À étudier l'article 30 tel qu'il est modifié, nous notons que la bande doit maintenir dans ses bureaux administratifs principaux un recueil contenant ses codes et textes législatifs. Personne n'y a trouvé à redire. De fait, c'est un usage qui prévaut dans tout le pays. Pour n'importe lequel des codes et textes législatifs adoptés par le conseil sous le régime de la loi, les gens doivent avoir un accès raisonnable. De fait, cet article de microgestion dicte même qu'on doit pouvoir les consulter durant les heures normales de bureau. Les gens n'ont pas manifesté une grande opposition, même si nous nous opposons à un principe--le caractère limitatif, étroit et prescriptif de ces articles--,mais la question des heures normales de bureau semble être raisonnable, dans la mesure où il serait nécessaire de dicter dans de tels détails la conduite des Premières nations.
Je crois qu'il serait déraisonnable pour quiconque de devoir produire les codes et textes en question à minuit ou à n'importe quel moment, dans la mesure où quelqu'un en fait la demande. C'est la plus grande question concernant l'article 30 tel que modifié. Cela ne modifie pas l'exigence déraisonnable selon laquelle n'importe qui, à n'importe quel moment, ou du moins durant les heures normales de bureau, peut exiger d'obtenir une copie de n'importe quel code ou texte législatif.
Bon, il peut paraître parfaitement raisonnable qu'un membre de la bande, quel qu'il soit, puisse exiger, à un moment raisonnable, de recevoir--la bande aurait à le produire--un exemplaire des codes, mais pas n'importe qui, n'importe quand. Je ne crois pas avoir le droit d'exiger de la Première nation de Putkatawagan, au Manitoba, qu'elle produise et remette une copie de son code de gouvernance. C'est simplement là une nuisance administrative qui trouve son origine, je crois, dans la prémisse fondamentale selon laquelle si on ne leur ordonnait pas de le faire, les bandes ne fourniraient à personne des copies de leurs textes et règlements.
Eh bien, je vois que M. Bryden, qui est doué comme pas un pour se mettre à dos les gens, se fait antagoniste une fois de plus en disant que c'est vrai.
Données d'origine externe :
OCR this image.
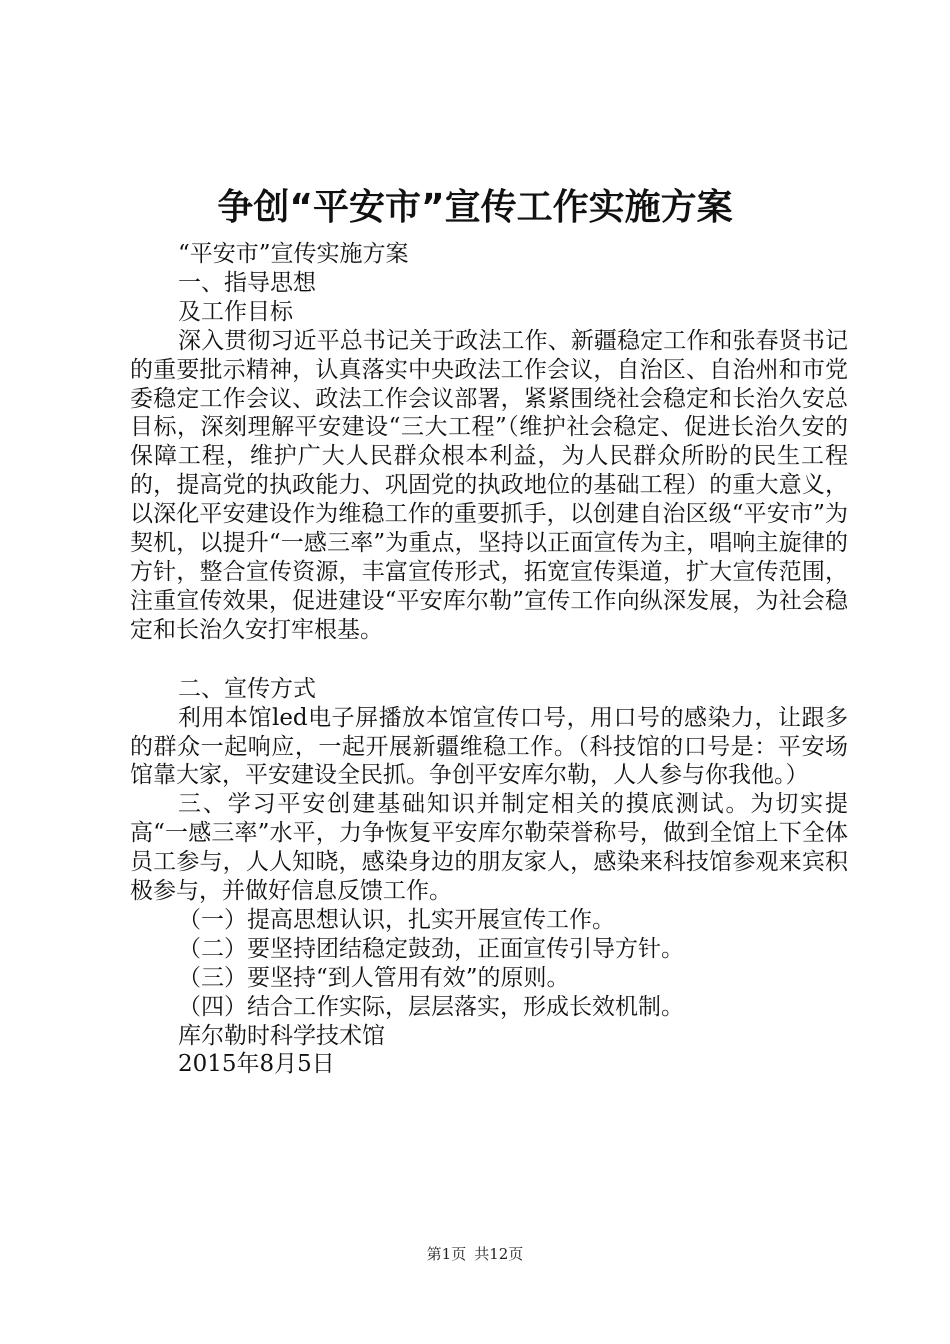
争创“平安市”宣传工作实施方案

“平安市”宣传实施方案

一、指导思想

及工作目标

深入贯彻习近平总书记关于政法工作、新疆稳定工作和张春贤书记的重要批示精神，认真落实中央政法工作会议，自治区、自治州和市党委稳定工作会议、政法工作会议部署，紧紧围绕社会稳定和长治久安总目标，深刻理解平安建设“三大工程”（维护社会稳定、促进长治久安的保障工程，维护广大人民群众根本利益，为人民群众所盼的民生工程的，提高党的执政能力、巩固党的执政地位的基础工程）的重大意义，以深化平安建设作为维稳工作的重要抓手，以创建自治区级“平安市”为契机，以提升“一感三率”为重点，坚持以正面宣传为主，唱响主旋律的方针，整合宣传资源，丰富宣传形式，拓宽宣传渠道，扩大宣传范围，注重宣传效果，促进建设“平安库尔勒”宣传工作向纵深发展，为社会稳定和长治久安打牢根基。

二、宣传方式

利用本馆led电子屏播放本馆宣传口号，用口号的感染力，让跟多的群众一起响应，一起开展新疆维稳工作。（科技馆的口号是：平安场馆靠大家，平安建设全民抓。争创平安库尔勒，人人参与你我他。）

三、学习平安创建基础知识并制定相关的摸底测试。为切实提高“一感三率”水平，力争恢复平安库尔勒荣誉称号，做到全馆上下全体员工参与，人人知晓，感染身边的朋友家人，感染来科技馆参观来宾积极参与，并做好信息反馈工作。

（一）提高思想认识，扎实开展宣传工作。

（二）要坚持团结稳定鼓劲，正面宣传引导方针。

（三）要坚持“到人管用有效”的原则。

（四）结合工作实际，层层落实，形成长效机制。

库尔勒时科学技术馆

2015年8月5日

第1页 共12页
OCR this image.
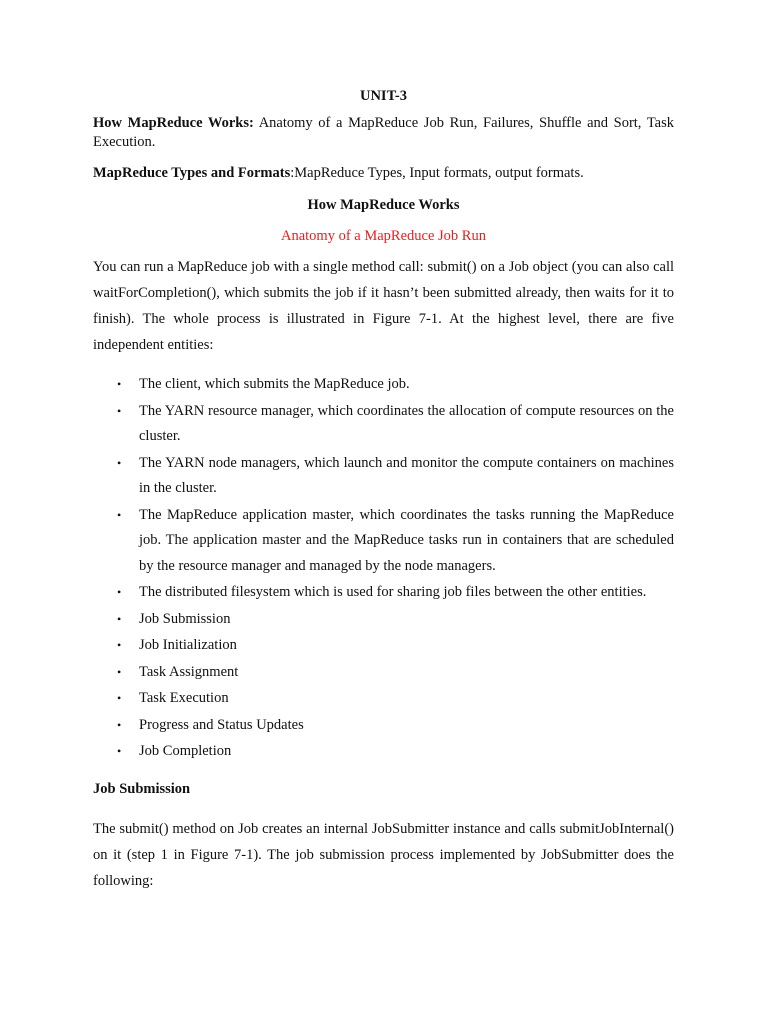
UNIT-3
How MapReduce Works: Anatomy of a MapReduce Job Run, Failures, Shuffle and Sort, Task Execution.
MapReduce Types and Formats:MapReduce Types, Input formats, output formats.
How MapReduce Works
Anatomy of a MapReduce Job Run
You can run a MapReduce job with a single method call: submit() on a Job object (you can also call waitForCompletion(), which submits the job if it hasn’t been submitted already, then waits for it to finish). The whole process is illustrated in Figure 7-1. At the highest level, there are five independent entities:
• The client, which submits the MapReduce job.
• The YARN resource manager, which coordinates the allocation of compute resources on the cluster.
• The YARN node managers, which launch and monitor the compute containers on machines in the cluster.
• The MapReduce application master, which coordinates the tasks running the MapReduce job. The application master and the MapReduce tasks run in containers that are scheduled by the resource manager and managed by the node managers.
• The distributed filesystem which is used for sharing job files between the other entities.
• Job Submission
• Job Initialization
• Task Assignment
• Task Execution
• Progress and Status Updates
• Job Completion
Job Submission
The submit() method on Job creates an internal JobSubmitter instance and calls submitJobInternal() on it (step 1 in Figure 7-1). The job submission process implemented by JobSubmitter does the following:
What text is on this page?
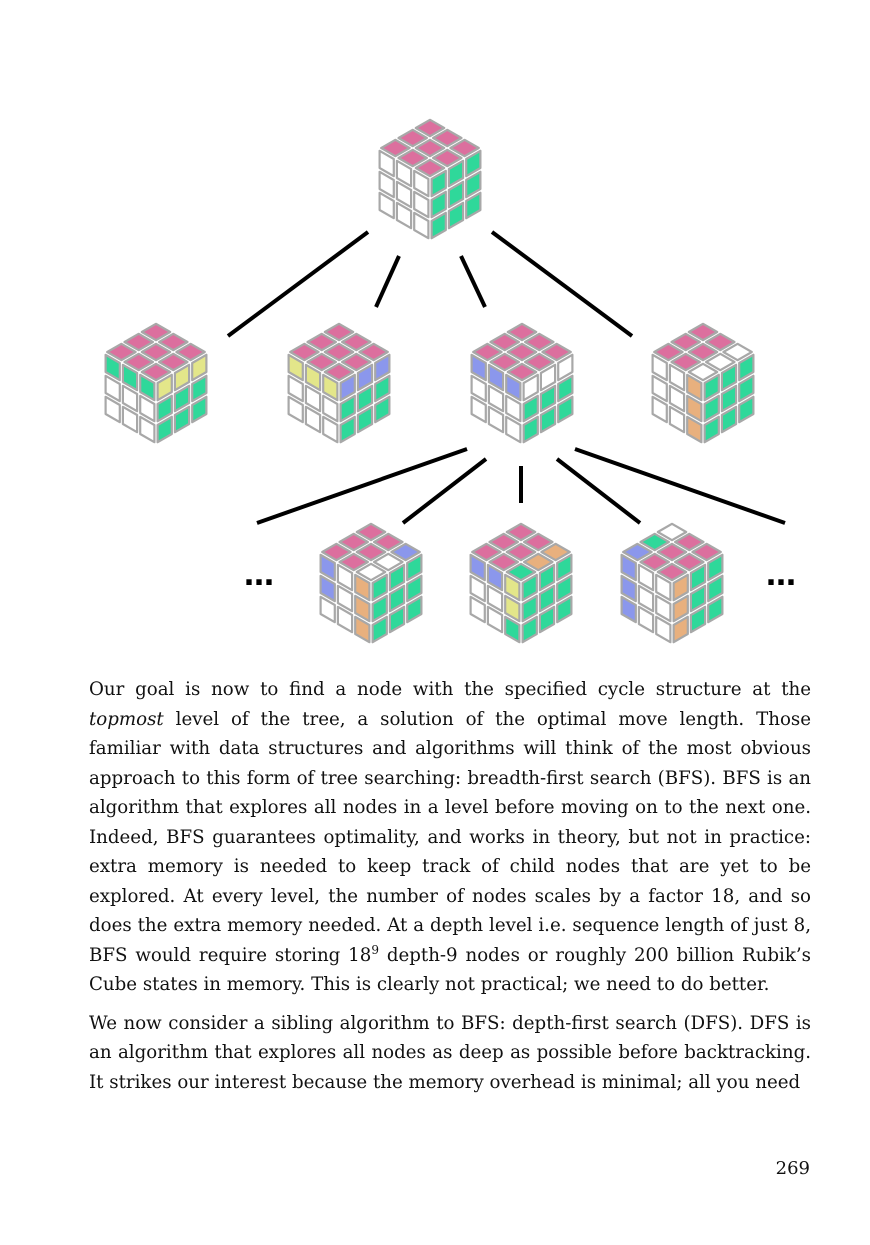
…	…

Our goal is now to find a node with the specified cycle structure at the topmost level of the tree, a solution of the optimal move length. Those familiar with data structures and algorithms will think of the most obvious approach to this form of tree searching: breadth-first search (BFS). BFS is an algorithm that explores all nodes in a level before moving on to the next one. Indeed, BFS guarantees optimality, and works in theory, but not in practice: extra memory is needed to keep track of child nodes that are yet to be explored. At every level, the number of nodes scales by a factor 18, and so does the extra memory needed. At a depth level i.e. sequence length of just 8, BFS would require storing $18^9$ depth-9 nodes or roughly 200 billion Rubik’s Cube states in memory. This is clearly not practical; we need to do better.

We now consider a sibling algorithm to BFS: depth-first search (DFS). DFS is an algorithm that explores all nodes as deep as possible before backtracking. It strikes our interest because the memory overhead is minimal; all you need

269
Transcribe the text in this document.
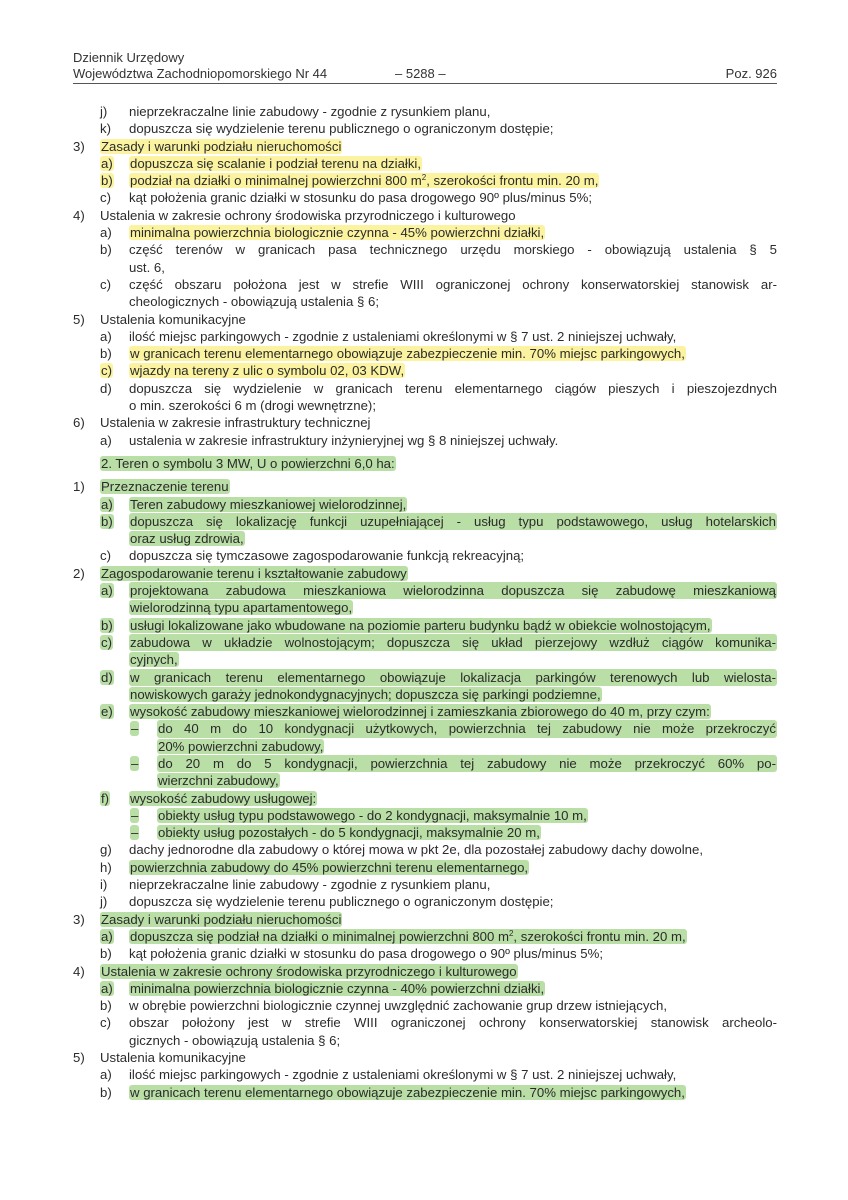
Dziennik Urzędowy
Województwa Zachodniopomorskiego Nr 44	– 5288 –	Poz. 926
j) nieprzekraczalne linie zabudowy - zgodnie z rysunkiem planu,
k) dopuszcza się wydzielenie terenu publicznego o ograniczonym dostępie;
3) Zasady i warunki podziału nieruchomości
a) dopuszcza się scalanie i podział terenu na działki,
b) podział na działki o minimalnej powierzchni 800 $m^2$, szerokości frontu min. 20 m,
c) kąt położenia granic działki w stosunku do pasa drogowego 90º plus/minus 5%;
4) Ustalenia w zakresie ochrony środowiska przyrodniczego i kulturowego
a) minimalna powierzchnia biologicznie czynna - 45% powierzchni działki,
b) część terenów w granicach pasa technicznego urzędu morskiego - obowiązują ustalenia § 5
ust. 6,
c) część obszaru położona jest w strefie WIII ograniczonej ochrony konserwatorskiej stanowisk ar-
cheologicznych - obowiązują ustalenia § 6;
5) Ustalenia komunikacyjne
a) ilość miejsc parkingowych - zgodnie z ustaleniami określonymi w § 7 ust. 2 niniejszej uchwały,
b) w granicach terenu elementarnego obowiązuje zabezpieczenie min. 70% miejsc parkingowych,
c) wjazdy na tereny z ulic o symbolu 02, 03 KDW,
d) dopuszcza się wydzielenie w granicach terenu elementarnego ciągów pieszych i pieszojezdnych
o min. szerokości 6 m (drogi wewnętrzne);
6) Ustalenia w zakresie infrastruktury technicznej
a) ustalenia w zakresie infrastruktury inżynieryjnej wg § 8 niniejszej uchwały.
2. Teren o symbolu 3 MW, U o powierzchni 6,0 ha:
1) Przeznaczenie terenu
a) Teren zabudowy mieszkaniowej wielorodzinnej,
b) dopuszcza się lokalizację funkcji uzupełniającej - usług typu podstawowego, usług hotelarskich
oraz usług zdrowia,
c) dopuszcza się tymczasowe zagospodarowanie funkcją rekreacyjną;
2) Zagospodarowanie terenu i kształtowanie zabudowy
a) projektowana zabudowa mieszkaniowa wielorodzinna dopuszcza się zabudowę mieszkaniową
wielorodzinną typu apartamentowego,
b) usługi lokalizowane jako wbudowane na poziomie parteru budynku bądź w obiekcie wolnostojącym,
c) zabudowa w układzie wolnostojącym; dopuszcza się układ pierzejowy wzdłuż ciągów komunika-
cyjnych,
d) w granicach terenu elementarnego obowiązuje lokalizacja parkingów terenowych lub wielosta-
nowiskowych garaży jednokondygnacyjnych; dopuszcza się parkingi podziemne,
e) wysokość zabudowy mieszkaniowej wielorodzinnej i zamieszkania zbiorowego do 40 m, przy czym:
– do 40 m do 10 kondygnacji użytkowych, powierzchnia tej zabudowy nie może przekroczyć
20% powierzchni zabudowy,
– do 20 m do 5 kondygnacji, powierzchnia tej zabudowy nie może przekroczyć 60% po-
wierzchni zabudowy,
f) wysokość zabudowy usługowej:
– obiekty usług typu podstawowego - do 2 kondygnacji, maksymalnie 10 m,
– obiekty usług pozostałych - do 5 kondygnacji, maksymalnie 20 m,
g) dachy jednorodne dla zabudowy o której mowa w pkt 2e, dla pozostałej zabudowy dachy dowolne,
h) powierzchnia zabudowy do 45% powierzchni terenu elementarnego,
i) nieprzekraczalne linie zabudowy - zgodnie z rysunkiem planu,
j) dopuszcza się wydzielenie terenu publicznego o ograniczonym dostępie;
3) Zasady i warunki podziału nieruchomości
a) dopuszcza się podział na działki o minimalnej powierzchni 800 $m^2$, szerokości frontu min. 20 m,
b) kąt położenia granic działki w stosunku do pasa drogowego o 90º plus/minus 5%;
4) Ustalenia w zakresie ochrony środowiska przyrodniczego i kulturowego
a) minimalna powierzchnia biologicznie czynna - 40% powierzchni działki,
b) w obrębie powierzchni biologicznie czynnej uwzględnić zachowanie grup drzew istniejących,
c) obszar położony jest w strefie WIII ograniczonej ochrony konserwatorskiej stanowisk archeolo-
gicznych - obowiązują ustalenia § 6;
5) Ustalenia komunikacyjne
a) ilość miejsc parkingowych - zgodnie z ustaleniami określonymi w § 7 ust. 2 niniejszej uchwały,
b) w granicach terenu elementarnego obowiązuje zabezpieczenie min. 70% miejsc parkingowych,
Le député de l'autre côté me harcèle, moi et les gens des Premières nations qu'ils peuvent se trouver ici, en laissant entendre qu'il est vrai que, si ce n'était une consigne claire de la part du gouvernement, les membres et les conseils ne rendraient pas accessibles à leurs membres les codes et les textes législatifs qu'ils adoptent. Ce gars-là a du toupet, monsieur le président, sinon on verrait qu'il a du front tout le tour de la tête!
J'attendrai des applaudissements polis ou quelques rires. C'était une de mes meilleure blagues. J'espérais des rires plus nourris que cela.
Je crois donc que l'article 30 ne répond pas aux critères que se donneraient quelques personnes raisonnables, à savoir de quel droit le comité s'ingère dans le droit à l'autodétermination des Premières nations. Je crois que nous aurions dû prendre pour référence le document de politique préparé au sujet du pouvoir de légiférer par le ministère des Affaires indiennes et du Nord du Canada et l'Assemblée des premières nations, en coopération, qui nous ont rappelé dans ce document, qui, comme je l'ai dit, a été préparé conjointement, que les Premières nations rejettent toute tentative de limitation du pouvoir de légiférer des Premières nations à des pouvoirs fédéraux délégués.
¾ (2035)
Le plus souvent, les pouvoirs fédéraux délégués s'appliquent, du côté des Premières nations, quand le gouvernement fédéral insiste, par exemple, dans le cas de l'obligation d'adopter une règle et de procéder à un référendum pour désigner des terres destinées au développement économique dans les réserves. Pour certaines Premières nations, cela fait si longtemps que les gens vivent avec le régime de la Loi sur les Indiens qu'ils en sont venus à adopter le système de conseil de bande et les pouvoirs municipaux limités que cela suppose comme la seule forme de gouvernement local à leur disposition.
Pour d'autres Premières nations, les systèmes de gouvernance traditionnels ont survécu, par exemple les systèmes de clan, malgré l'imposition du régime de la Loi sur les Indiens. Eh bien, je vous dirais, monsieur le président, que dans les nombreuses Premières nations où les systèmes traditionnels de gouvernance ont survécu, les gens seraient offusqués si vous leur proposiez ces pouvoirs délégués limitatifs.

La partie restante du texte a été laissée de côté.